1995 legte Gerhard Ott, seit 1971 Abteilungsleiter des Blasorchesters, ein hervorragender Organisator und ein Garant für eine blühende und lebendige Abteilung, sein Amt nieder.

Von 1995 bis Januar 1999 oblag die Abteilungsleitung Andrea Ott, unterstützt von acht Vorstandsmitgliedern und zwei Jugendvertretern.

Aus einem Kreis von sieben Bewerbern wählten wir 1997 unseren neuen Dirigenten, Peter Ripkens, aus. Wie die Zeit bewies, haben wir wieder einmal ins Schwarze getroffen.

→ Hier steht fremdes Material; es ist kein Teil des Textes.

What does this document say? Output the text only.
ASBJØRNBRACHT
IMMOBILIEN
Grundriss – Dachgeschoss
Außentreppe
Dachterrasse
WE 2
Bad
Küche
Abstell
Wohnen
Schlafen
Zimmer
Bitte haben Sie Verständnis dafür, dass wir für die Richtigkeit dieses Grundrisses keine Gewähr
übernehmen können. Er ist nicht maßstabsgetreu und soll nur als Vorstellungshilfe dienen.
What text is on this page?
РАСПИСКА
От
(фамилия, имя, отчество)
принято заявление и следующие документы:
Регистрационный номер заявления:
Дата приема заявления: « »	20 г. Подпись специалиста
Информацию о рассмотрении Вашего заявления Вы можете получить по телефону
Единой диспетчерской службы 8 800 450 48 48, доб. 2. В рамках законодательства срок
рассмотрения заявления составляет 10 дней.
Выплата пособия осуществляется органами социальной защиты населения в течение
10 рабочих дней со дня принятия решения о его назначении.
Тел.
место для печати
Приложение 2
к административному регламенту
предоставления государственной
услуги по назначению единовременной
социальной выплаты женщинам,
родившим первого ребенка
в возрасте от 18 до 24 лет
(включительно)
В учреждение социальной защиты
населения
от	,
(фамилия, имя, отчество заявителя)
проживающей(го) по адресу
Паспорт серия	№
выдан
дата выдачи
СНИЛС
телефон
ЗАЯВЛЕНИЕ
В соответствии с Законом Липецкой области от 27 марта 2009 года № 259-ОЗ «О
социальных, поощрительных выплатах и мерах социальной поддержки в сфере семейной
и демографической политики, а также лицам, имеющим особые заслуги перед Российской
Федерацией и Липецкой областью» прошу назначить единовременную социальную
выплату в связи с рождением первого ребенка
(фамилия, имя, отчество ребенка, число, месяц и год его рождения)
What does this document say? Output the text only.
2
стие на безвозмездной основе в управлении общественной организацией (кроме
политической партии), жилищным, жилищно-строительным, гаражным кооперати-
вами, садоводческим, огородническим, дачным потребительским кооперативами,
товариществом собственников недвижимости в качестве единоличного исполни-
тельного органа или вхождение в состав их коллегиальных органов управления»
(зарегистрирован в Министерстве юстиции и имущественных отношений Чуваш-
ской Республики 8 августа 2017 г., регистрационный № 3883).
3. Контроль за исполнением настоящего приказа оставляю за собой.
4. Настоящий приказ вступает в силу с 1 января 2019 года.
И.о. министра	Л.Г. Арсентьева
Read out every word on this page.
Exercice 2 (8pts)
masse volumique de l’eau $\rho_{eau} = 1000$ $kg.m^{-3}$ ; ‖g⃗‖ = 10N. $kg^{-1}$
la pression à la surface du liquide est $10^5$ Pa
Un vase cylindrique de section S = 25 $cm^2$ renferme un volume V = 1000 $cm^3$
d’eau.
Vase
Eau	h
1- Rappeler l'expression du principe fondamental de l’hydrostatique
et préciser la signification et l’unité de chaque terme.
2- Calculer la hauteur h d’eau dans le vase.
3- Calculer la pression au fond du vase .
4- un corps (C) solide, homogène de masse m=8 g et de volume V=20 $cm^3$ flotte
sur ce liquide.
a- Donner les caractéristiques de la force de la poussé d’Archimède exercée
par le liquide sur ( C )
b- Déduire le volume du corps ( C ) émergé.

Seit 1999 leitet Gerhard Schaub die Abteilung. Trotz Schwierigkeiten beim Nachwuchs Anfang des neuen Jahrtausends hat Gerhard Schaub das Orchester sicher durch diese Zeiten geschifft. Das Jugendorchester ist so stark besetzt wie schon lange nicht mehr und auch im Blasorchester sind die "Neuen" ein fester Bestandteil geworden.

Im Jahr 2008 wurden die Stimmen lauter, dass sich das Blasorchester eine neue Uniform zulegen möchte. Ein Jahr später, pünktlich zum 60 Jährigen Bestehen der Abteilung, war es dann soweit. Die braunen Uniformen, die mittlerweile 20 Jahre alt waren und schon länger den Neuzugängen nicht mehr passten, wurden durch petrolfarbene Jacken und rote Westen ersetzt.

Die Jugendarbeit des Blasorchesters erfuhr im August 2010 einen erneuten Sprung nach vorne. Mit der Gründung des Teenie Orchesters konnte ein weiterer Anziehungspunkt auch für die Jugendlichen geschaffen werden, die selbst noch nicht viel Erfahrung im gemeinsamen Musizieren haben.

Die Hauptanliegen unseres Orchesters sind die Pflege der Blasmusik, der Gemeinschaft und der Ausbildung und Förderung von Kindern und Jugendlichen.